You could also use `inner | outer`

notation, which is described in more detail here:

“In addition or alternatively to specifying one or multiple ~ 1 | id terms, the random argument can also contain a formula of the form ~ inner | outer. Effects or outcomes with different values/levels of the outer grouping variable/factor are assumed to be independent, while effects or outcomes with the same value/level of the outer grouping variable/factor share correlated random effects corresponding to the levels of the inner grouping variable/factor (note that the inner grouping variable must be either a factor or a character variable).”

```
generic_data <- generic_data %>%
mutate(es_id_good = as.factor(es_id_good)) # needs to be a factor
```

```
inner_outer <- rma.mv(yi = effect_size,
V = variance, # sampling variances
random = ~ es_id_good | study_id, # indicate level 3 |ßlevel 2
data = generic_data,
method = "REML")
inner_outer
```

```
Multivariate Meta-Analysis Model (k = 12; method: REML)
Variance Components:
outer factor: study_id (nlvls = 5)
inner factor: es_id_good (nlvls = 12)
estim sqrt fixed
tau^2 0.0446 0.2113 no
rho 1.0000 no
Test for Heterogeneity:
Q(df = 11) = 15.5978, p-val = 0.1567
Model Results:
estimate se zval pval ci.lb ci.ub
0.3303 0.1157 2.8559 0.0043 0.1036 0.5570 **
---
Signif. codes: 0 '***' 0.001 '**' 0.01 '*' 0.05 '.' 0.1 ' ' 1
```

`inner_outer$sigma2s`

`[1] 1`

As you can see, we get the same results, yet the variability is not separated for level-2 and level-3, which would be nice to have, so I wouldn´t recommend using this notation!

## Conclusion

- The way you specify nested effect sizes at level 2 makes a big difference. Due to this subtle mistake, I had to check ~15.000 lines of code to make sure level 2 was specified correctly for each analysis. All analyses, tables, and figures had to be changed, so do not mess this up. Trust me!

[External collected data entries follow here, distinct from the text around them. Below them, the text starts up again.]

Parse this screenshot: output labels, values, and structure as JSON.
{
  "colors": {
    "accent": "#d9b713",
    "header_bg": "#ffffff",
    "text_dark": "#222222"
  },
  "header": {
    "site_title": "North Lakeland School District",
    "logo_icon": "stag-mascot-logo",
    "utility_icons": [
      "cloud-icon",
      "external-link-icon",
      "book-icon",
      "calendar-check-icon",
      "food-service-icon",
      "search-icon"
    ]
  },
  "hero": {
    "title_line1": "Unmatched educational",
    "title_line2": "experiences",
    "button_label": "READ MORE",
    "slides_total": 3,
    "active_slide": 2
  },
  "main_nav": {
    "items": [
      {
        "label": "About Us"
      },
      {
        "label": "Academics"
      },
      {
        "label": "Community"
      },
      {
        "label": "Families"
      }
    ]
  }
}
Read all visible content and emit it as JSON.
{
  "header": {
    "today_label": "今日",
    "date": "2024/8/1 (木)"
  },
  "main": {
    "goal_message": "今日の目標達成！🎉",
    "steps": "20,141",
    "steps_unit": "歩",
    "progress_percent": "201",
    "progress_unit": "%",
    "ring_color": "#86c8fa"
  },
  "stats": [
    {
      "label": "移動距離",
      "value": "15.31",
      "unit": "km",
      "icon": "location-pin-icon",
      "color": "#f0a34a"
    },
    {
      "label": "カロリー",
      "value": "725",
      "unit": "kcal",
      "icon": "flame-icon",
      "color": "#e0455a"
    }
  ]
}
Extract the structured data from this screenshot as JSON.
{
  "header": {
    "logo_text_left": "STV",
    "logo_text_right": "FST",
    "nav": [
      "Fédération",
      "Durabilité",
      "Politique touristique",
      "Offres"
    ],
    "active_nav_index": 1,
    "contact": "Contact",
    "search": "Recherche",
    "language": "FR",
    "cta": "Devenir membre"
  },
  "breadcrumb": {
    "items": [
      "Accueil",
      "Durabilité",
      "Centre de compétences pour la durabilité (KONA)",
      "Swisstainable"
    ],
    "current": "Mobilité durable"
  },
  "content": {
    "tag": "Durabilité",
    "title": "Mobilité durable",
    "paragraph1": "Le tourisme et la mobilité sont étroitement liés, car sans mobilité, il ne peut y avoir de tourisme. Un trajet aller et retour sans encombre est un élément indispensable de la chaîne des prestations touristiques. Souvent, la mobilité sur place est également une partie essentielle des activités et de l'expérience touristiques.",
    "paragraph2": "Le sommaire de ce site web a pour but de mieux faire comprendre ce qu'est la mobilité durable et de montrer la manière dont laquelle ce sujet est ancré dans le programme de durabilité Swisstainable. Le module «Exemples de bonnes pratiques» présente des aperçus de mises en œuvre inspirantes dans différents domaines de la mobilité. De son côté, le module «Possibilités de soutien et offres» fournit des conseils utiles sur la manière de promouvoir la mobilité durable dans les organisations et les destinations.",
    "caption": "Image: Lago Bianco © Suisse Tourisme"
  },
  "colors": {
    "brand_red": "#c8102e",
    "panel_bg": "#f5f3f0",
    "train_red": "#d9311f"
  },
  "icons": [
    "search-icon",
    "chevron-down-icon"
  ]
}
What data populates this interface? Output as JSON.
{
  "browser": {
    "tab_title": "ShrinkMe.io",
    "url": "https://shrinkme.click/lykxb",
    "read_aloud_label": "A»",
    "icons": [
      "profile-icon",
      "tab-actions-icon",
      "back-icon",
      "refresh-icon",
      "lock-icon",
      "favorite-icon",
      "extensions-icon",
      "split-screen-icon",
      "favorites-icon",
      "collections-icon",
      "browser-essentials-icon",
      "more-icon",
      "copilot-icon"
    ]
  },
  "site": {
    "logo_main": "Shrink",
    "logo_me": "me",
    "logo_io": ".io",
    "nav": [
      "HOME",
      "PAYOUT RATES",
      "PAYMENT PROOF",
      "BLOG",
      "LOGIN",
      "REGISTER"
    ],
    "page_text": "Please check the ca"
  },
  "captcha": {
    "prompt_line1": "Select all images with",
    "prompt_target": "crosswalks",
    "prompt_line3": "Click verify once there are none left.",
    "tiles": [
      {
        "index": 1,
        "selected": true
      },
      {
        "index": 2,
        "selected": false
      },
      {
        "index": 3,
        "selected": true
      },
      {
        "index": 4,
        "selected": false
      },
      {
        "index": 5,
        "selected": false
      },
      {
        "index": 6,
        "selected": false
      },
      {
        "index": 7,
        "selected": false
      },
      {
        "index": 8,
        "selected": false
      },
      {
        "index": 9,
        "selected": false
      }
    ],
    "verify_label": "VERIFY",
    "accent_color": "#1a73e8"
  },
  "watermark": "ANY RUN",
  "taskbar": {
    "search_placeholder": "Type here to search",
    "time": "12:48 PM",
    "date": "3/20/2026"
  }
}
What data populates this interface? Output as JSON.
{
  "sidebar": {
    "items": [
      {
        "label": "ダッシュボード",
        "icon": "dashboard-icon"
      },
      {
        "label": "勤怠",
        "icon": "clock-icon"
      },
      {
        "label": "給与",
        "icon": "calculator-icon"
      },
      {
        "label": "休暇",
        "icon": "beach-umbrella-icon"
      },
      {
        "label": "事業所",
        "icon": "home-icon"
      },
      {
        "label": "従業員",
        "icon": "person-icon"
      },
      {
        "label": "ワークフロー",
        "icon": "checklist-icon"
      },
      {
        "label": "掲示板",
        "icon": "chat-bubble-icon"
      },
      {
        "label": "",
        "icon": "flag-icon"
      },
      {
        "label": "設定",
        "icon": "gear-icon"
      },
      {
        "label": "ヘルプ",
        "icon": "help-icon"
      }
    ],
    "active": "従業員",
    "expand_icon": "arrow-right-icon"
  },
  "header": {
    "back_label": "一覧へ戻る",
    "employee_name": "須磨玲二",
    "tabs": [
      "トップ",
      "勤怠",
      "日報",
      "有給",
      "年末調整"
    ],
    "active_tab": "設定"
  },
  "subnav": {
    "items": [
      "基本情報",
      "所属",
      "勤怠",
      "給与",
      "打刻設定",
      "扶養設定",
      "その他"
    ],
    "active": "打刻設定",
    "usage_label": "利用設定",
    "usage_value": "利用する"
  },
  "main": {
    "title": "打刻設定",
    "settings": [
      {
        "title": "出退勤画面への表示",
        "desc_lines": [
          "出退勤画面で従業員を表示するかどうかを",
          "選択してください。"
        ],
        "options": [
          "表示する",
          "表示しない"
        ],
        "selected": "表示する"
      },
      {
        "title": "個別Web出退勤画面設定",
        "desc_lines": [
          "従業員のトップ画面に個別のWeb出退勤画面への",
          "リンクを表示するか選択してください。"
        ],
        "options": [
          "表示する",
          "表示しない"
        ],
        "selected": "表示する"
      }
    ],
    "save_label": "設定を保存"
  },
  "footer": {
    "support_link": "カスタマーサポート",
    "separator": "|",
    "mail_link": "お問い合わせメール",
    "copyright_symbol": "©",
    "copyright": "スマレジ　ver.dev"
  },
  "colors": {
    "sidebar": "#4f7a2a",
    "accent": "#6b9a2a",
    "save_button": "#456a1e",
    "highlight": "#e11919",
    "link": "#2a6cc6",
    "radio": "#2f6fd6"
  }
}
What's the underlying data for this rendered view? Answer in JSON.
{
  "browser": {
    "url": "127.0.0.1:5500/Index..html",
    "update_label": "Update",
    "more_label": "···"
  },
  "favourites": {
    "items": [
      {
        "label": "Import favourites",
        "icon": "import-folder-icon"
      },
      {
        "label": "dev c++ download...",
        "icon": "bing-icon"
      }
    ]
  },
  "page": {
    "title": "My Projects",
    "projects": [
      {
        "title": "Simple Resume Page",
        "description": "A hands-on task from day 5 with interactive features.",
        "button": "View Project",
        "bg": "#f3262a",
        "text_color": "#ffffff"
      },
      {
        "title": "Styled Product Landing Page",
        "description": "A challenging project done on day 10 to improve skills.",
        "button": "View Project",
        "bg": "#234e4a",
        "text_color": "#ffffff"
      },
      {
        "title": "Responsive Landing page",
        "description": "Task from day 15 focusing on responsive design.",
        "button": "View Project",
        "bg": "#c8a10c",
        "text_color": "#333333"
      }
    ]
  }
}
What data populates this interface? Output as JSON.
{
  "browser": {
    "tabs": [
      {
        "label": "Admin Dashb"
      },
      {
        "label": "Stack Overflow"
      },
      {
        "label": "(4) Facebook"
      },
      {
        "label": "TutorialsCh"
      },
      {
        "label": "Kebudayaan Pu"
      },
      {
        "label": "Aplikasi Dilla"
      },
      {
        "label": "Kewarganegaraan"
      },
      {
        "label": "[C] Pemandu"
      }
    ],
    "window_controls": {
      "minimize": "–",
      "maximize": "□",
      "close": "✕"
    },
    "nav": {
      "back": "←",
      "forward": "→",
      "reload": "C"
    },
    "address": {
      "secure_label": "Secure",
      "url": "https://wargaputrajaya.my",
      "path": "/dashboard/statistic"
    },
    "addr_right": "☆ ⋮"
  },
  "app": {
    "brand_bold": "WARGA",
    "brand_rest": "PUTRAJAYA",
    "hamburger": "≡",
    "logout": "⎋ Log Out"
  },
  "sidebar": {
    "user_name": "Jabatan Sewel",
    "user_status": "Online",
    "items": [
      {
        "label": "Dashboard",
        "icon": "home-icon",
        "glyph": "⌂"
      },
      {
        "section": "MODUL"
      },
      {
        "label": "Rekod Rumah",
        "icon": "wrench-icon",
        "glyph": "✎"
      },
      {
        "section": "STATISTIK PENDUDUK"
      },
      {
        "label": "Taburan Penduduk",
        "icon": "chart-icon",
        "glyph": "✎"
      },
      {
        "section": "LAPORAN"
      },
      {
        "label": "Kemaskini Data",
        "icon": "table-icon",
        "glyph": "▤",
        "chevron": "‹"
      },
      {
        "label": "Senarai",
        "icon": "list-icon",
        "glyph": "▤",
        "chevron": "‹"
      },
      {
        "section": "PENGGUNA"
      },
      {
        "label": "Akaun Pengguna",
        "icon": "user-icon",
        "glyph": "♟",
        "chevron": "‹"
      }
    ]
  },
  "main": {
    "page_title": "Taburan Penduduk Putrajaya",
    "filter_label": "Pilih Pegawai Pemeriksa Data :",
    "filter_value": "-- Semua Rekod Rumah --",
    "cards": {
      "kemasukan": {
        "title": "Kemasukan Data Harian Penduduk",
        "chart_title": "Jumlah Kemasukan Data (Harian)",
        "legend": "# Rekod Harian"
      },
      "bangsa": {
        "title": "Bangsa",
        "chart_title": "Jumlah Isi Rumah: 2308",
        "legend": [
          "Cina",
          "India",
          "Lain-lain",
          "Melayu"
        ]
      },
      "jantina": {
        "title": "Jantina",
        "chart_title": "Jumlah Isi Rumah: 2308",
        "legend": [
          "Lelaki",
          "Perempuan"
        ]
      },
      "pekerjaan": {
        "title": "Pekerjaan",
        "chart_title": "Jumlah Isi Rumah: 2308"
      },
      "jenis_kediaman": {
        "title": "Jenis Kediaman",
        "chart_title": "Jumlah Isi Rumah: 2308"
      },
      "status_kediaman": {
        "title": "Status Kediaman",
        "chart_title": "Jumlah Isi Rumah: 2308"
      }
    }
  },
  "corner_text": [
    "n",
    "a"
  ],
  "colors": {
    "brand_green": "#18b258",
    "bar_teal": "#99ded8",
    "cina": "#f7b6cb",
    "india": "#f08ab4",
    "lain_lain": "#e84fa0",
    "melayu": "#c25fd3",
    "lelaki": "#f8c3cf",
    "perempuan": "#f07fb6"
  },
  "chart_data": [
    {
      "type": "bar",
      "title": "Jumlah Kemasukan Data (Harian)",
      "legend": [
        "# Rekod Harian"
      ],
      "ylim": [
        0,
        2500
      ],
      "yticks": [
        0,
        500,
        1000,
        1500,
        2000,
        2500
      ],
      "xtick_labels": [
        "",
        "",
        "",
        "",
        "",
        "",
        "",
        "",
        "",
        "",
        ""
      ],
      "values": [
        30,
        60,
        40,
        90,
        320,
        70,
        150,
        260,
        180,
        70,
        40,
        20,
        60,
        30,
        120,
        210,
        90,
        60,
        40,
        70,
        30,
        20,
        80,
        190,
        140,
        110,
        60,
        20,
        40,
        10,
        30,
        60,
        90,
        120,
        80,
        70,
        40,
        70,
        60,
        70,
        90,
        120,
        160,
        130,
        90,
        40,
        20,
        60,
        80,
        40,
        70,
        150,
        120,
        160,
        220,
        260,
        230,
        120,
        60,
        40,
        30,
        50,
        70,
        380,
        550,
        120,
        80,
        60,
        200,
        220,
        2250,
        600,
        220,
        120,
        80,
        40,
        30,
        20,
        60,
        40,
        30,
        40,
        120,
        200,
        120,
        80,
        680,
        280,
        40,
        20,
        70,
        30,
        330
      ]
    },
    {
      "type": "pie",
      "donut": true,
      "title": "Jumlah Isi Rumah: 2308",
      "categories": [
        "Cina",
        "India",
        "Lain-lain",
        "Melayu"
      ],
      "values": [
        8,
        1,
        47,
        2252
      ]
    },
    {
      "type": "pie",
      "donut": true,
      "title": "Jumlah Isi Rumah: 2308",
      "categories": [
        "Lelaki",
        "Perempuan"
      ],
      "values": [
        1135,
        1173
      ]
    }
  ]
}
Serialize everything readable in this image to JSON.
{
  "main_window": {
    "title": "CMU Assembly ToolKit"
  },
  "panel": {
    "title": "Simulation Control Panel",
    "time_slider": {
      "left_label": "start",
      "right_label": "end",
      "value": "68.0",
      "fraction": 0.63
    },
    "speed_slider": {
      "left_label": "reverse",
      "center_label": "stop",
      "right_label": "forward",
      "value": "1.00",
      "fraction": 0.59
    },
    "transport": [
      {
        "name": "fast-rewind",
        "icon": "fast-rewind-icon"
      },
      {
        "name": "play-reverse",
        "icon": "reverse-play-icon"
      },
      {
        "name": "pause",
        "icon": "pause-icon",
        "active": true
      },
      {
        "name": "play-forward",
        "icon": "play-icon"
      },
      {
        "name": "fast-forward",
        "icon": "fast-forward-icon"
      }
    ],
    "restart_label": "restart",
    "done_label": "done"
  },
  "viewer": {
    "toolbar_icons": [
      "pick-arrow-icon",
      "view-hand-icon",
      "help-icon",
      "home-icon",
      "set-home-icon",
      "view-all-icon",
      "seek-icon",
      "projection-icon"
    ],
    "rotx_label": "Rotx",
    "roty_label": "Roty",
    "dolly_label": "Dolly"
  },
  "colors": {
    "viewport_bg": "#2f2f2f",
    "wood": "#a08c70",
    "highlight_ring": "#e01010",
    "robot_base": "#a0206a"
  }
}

- You can specify level 3 in various ways, I would recommend using either DOIs or the unique study names.

- There are multiple notations for multilevel models, I prefer
**lists of one-sided formulas**, as they make things as clear as possible. You could also use the**nested notation with single one-sided formulas**.